We’re drowning in grass. Only 6 weeks ago, it lay gray, still frost-laden and dead, but now, in a burst of green enthusiasm and fueled by a short cluster of warm days and nights of heavy rain, it is knee high most places, and waist high in others. If I listen hard enough, I swear I can hear it growing, just like the squeaks that corn makes as it grows. It is not just a carpet, it is a jungle now and just as I did as a child, it is pure pleasure to sit down in the middle of it, tamping down a nest of sorts, with the grassy walls and a blue sky ceiling.

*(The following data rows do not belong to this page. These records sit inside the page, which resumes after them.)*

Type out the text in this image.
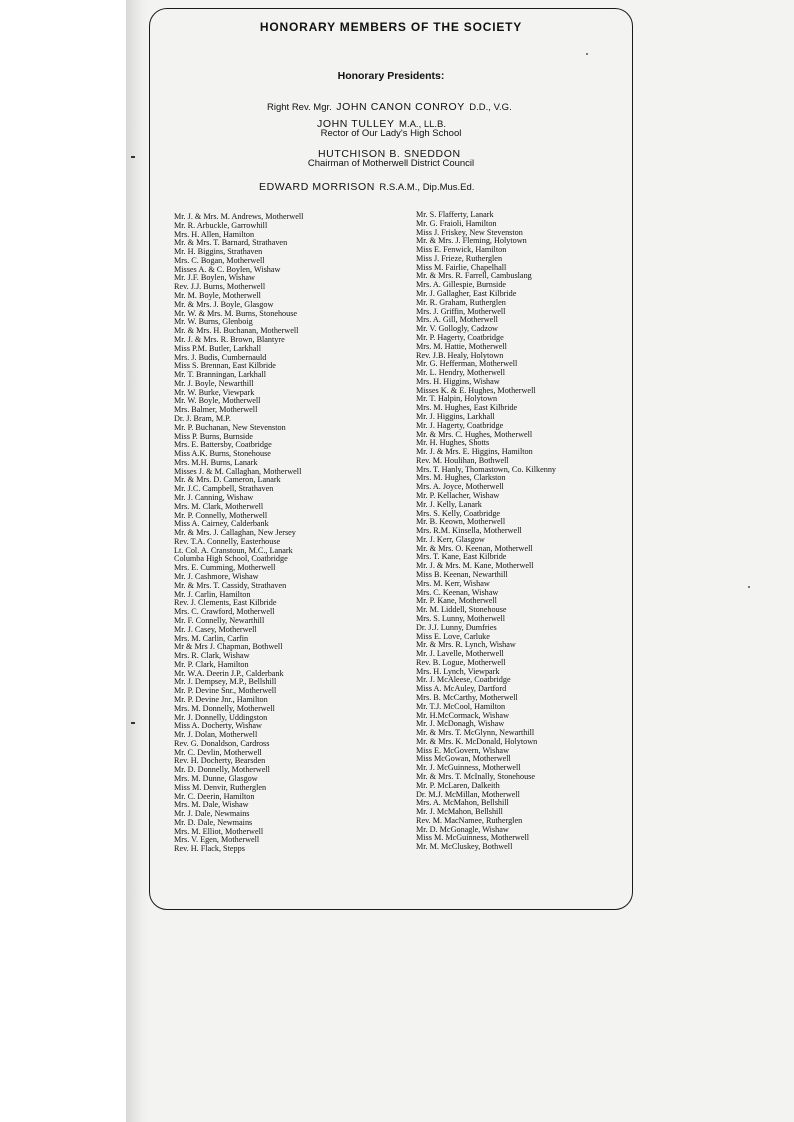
HONORARY MEMBERS OF THE SOCIETY
Honorary Presidents:
Right Rev. Mgr. JOHN CANON CONROY D.D., V.G.
JOHN TULLEY M.A., LL.B.
Rector of Our Lady's High School
HUTCHISON B. SNEDDON
Chairman of Motherwell District Council
EDWARD MORRISON R.S.A.M., Dip.Mus.Ed.
Mr. J. & Mrs. M. Andrews, Motherwell
Mr. R. Arbuckle, Garrowhill
Mrs. H. Allen, Hamilton
Mr. & Mrs. T. Barnard, Strathaven
Mr. H. Biggins, Strathaven
Mrs. C. Bogan, Motherwell
Misses A. & C. Boylen, Wishaw
Mr. J.F. Boylen, Wishaw
Rev. J.J. Burns, Motherwell
Mr. M. Boyle, Motherwell
Mr. & Mrs. J. Boyle, Glasgow
Mr. W. & Mrs. M. Burns, Stonehouse
Mr. W. Burns, Glenboig
Mr. & Mrs. H. Buchanan, Motherwell
Mr. J. & Mrs. R. Brown, Blantyre
Miss P.M. Butler, Larkhall
Mrs. J. Budis, Cumbernauld
Miss S. Brennan, East Kilbride
Mr. T. Branningan, Larkhall
Mr. J. Boyle, Newarthill
Mr. W. Burke, Viewpark
Mr. W. Boyle, Motherwell
Mrs. Balmer, Motherwell
Dr. J. Bram, M.P.
Mr. P. Buchanan, New Stevenston
Miss P. Burns, Burnside
Mrs. E. Battersby, Coatbridge
Miss A.K. Burns, Stonehouse
Mrs. M.H. Burns, Lanark
Misses J. & M. Callaghan, Motherwell
Mr. & Mrs. D. Cameron, Lanark
Mr. J.C. Campbell, Strathaven
Mr. J. Canning, Wishaw
Mrs. M. Clark, Motherwell
Mr. P. Connelly, Motherwell
Miss A. Cairney, Calderbank
Mr. & Mrs. J. Callaghan, New Jersey
Rev. T.A. Connelly, Easterhouse
Lt. Col. A. Cranstoun, M.C., Lanark
Columba High School, Coatbridge
Mrs. E. Cumming, Motherwell
Mr. J. Cashmore, Wishaw
Mr. & Mrs. T. Cassidy, Strathaven
Mr. J. Carlin, Hamilton
Rev. J. Clements, East Kilbride
Mrs. C. Crawford, Motherwell
Mr. F. Connelly, Newarthill
Mr. J. Casey, Motherwell
Mrs. M. Carlin, Carfin
Mr & Mrs J. Chapman, Bothwell
Mrs. R. Clark, Wishaw
Mr. P. Clark, Hamilton
Mr. W.A. Deerin J.P., Calderbank
Mr. J. Dempsey, M.P., Bellshill
Mr. P. Devine Snr., Motherwell
Mr. P. Devine Jnr., Hamilton
Mrs. M. Donnelly, Motherwell
Mr. J. Donnelly, Uddingston
Miss A. Docherty, Wishaw
Mr. J. Dolan, Motherwell
Rev. G. Donaldson, Cardross
Mr. C. Devlin, Motherwell
Rev. H. Docherty, Bearsden
Mr. D. Donnelly, Motherwell
Mrs. M. Dunne, Glasgow
Miss M. Denvir, Rutherglen
Mr. C. Deerin, Hamilton
Mrs. M. Dale, Wishaw
Mr. J. Dale, Newmains
Mr. D. Dale, Newmains
Mrs. M. Elliot, Motherwell
Mrs. V. Egen, Motherwell
Rev. H. Flack, Stepps
Mr. S. Flafferty, Lanark
Mr. G. Fraioli, Hamilton
Miss J. Friskey, New Stevenston
Mr. & Mrs. J. Fleming, Holytown
Miss E. Fenwick, Hamilton
Miss J. Frieze, Rutherglen
Miss M. Fairlie, Chapelhall
Mr. & Mrs. R. Farrell, Cambuslang
Mrs. A. Gillespie, Burnside
Mr. J. Gallagher, East Kilbride
Mr. R. Graham, Rutherglen
Mrs. J. Griffin, Motherwell
Mrs. A. Gill, Motherwell
Mr. V. Gollogly, Cadzow
Mr. P. Hagerty, Coatbridge
Mrs. M. Hattie, Motherwell
Rev. J.B. Healy, Holytown
Mr. G. Hefferman, Motherwell
Mr. L. Hendry, Motherwell
Mrs. H. Higgins, Wishaw
Misses K. & E. Hughes, Motherwell
Mr. T. Halpin, Holytown
Mrs. M. Hughes, East Kilbride
Mr. J. Higgins, Larkhall
Mr. J. Hagerty, Coatbridge
Mr. & Mrs. C. Hughes, Motherwell
Mr. H. Hughes, Shotts
Mr. J. & Mrs. E. Higgins, Hamilton
Rev. M. Houlihan, Bothwell
Mrs. T. Hanly, Thomastown, Co. Kilkenny
Mrs. M. Hughes, Clarkston
Mrs. A. Joyce, Motherwell
Mr. P. Kellacher, Wishaw
Mr. J. Kelly, Lanark
Mrs. S. Kelly, Coatbridge
Mr. B. Keown, Motherwell
Mrs. R.M. Kinsella, Motherwell
Mr. J. Kerr, Glasgow
Mr. & Mrs. O. Keenan, Motherwell
Mrs. T. Kane, East Kilbride
Mr. J. & Mrs. M. Kane, Motherwell
Miss B. Keenan, Newarthill
Mrs. M. Kerr, Wishaw
Mrs. C. Keenan, Wishaw
Mr. P. Kane, Motherwell
Mr. M. Liddell, Stonehouse
Mrs. S. Lunny, Motherwell
Dr. J.J. Lunny, Dumfries
Miss E. Love, Carluke
Mr. & Mrs. R. Lynch, Wishaw
Mr. J. Lavelle, Motherwell
Rev. B. Logue, Motherwell
Mrs. H. Lynch, Viewpark
Mr. J. McAleese, Coatbridge
Miss A. McAuley, Dartford
Mrs. B. McCarthy, Motherwell
Mr. T.J. McCool, Hamilton
Mr. H.McCormack, Wishaw
Mr. J. McDonagh, Wishaw
Mr. & Mrs. T. McGlynn, Newarthill
Mr. & Mrs. K. McDonald, Holytown
Miss E. McGovern, Wishaw
Miss McGowan, Motherwell
Mr. J. McGuinness, Motherwell
Mr. & Mrs. T. McInally, Stonehouse
Mr. P. McLaren, Dalkeith
Dr. M.J. McMillan, Motherwell
Mrs. A. McMahon, Bellshill
Mr. J. McMahon, Bellshill
Rev. M. MacNamee, Rutherglen
Mr. D. McGonagle, Wishaw
Miss M. McGuinness, Motherwell
Mr. M. McCluskey, Bothwell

Instead of snow drifts, we have grass drifts and we trail blaze through the grass in the same way we did the snow in January, leaving our foot prints behind.

The Haflingers are being eased out into this bounty a few hours each day, a slow transition from last year’s bailed grass crop which now seems quite tasteless in comparison. All that can lure the horses back to the barn after a little grazing time is the shake of the grain bucket–the grass is an incredible powerful magnet.

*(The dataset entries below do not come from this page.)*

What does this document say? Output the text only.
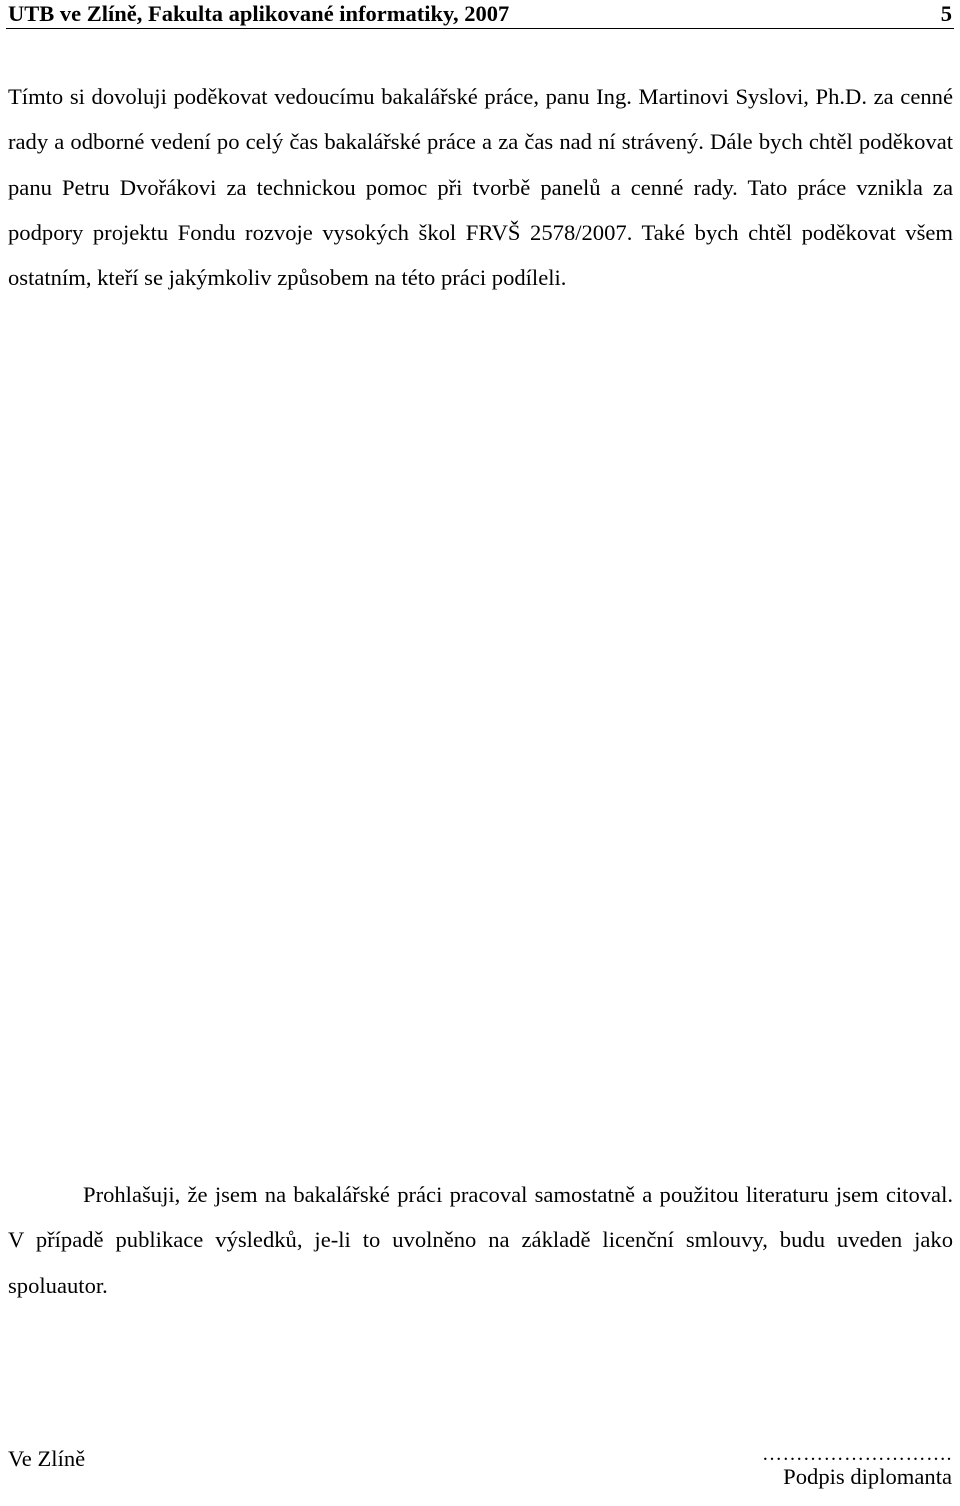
UTB ve Zlíně, Fakulta aplikované informatiky, 2007	5

Tímto si dovoluji poděkovat vedoucímu bakalářské práce, panu Ing. Martinovi Syslovi, Ph.D. za cenné rady a odborné vedení po celý čas bakalářské práce a za čas nad ní strávený. Dále bych chtěl poděkovat panu Petru Dvořákovi za technickou pomoc při tvorbě panelů a cenné rady. Tato práce vznikla za podpory projektu Fondu rozvoje vysokých škol FRVŠ 2578/2007. Také bych chtěl poděkovat všem ostatním, kteří se jakýmkoliv způsobem na této práci podíleli.

Prohlašuji, že jsem na bakalářské práci pracoval samostatně a použitou literaturu jsem citoval. V případě publikace výsledků, je-li to uvolněno na základě licenční smlouvy, budu uveden jako spoluautor.

Ve Zlíně	……………………….
Podpis diplomanta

I understand the pull the Haflingers feel. They are centuries-bred on forage sparse mountain pasture and what they consumed during the growing season would supply the fat needed for the long winters. Some inner drive tells them “eat now! eat fast! store up!” and they are most efficient eating machines. Trouble is, in this part of the world, where forage is plentiful and high in protein this time of year, they’ll eat themselves sick if given the opportunity. Their internal survival drive paradoxically could destroy them and destroy the pasture needed to sustain them year round.

We humans need that same control over our desire to consume everything around us, in our fear that it might not always be there. Eating without real hunger, drinking without real thirst, wanting without real need. Without boundaries around us, we plunge into life greedy and selfish, not unlike our Haflingers. Our boundaries may not be visible like the fences that surround the Haflingers, but they have been set there, nevertheless, to remind us of our crucial inner need for limits.

I know I push against my boundaries just as the Haflingers push down fences that bar them from what they think they want on the other side.

May they always be strong enough to hold me in, or keep me out.   I need to stay where I belong.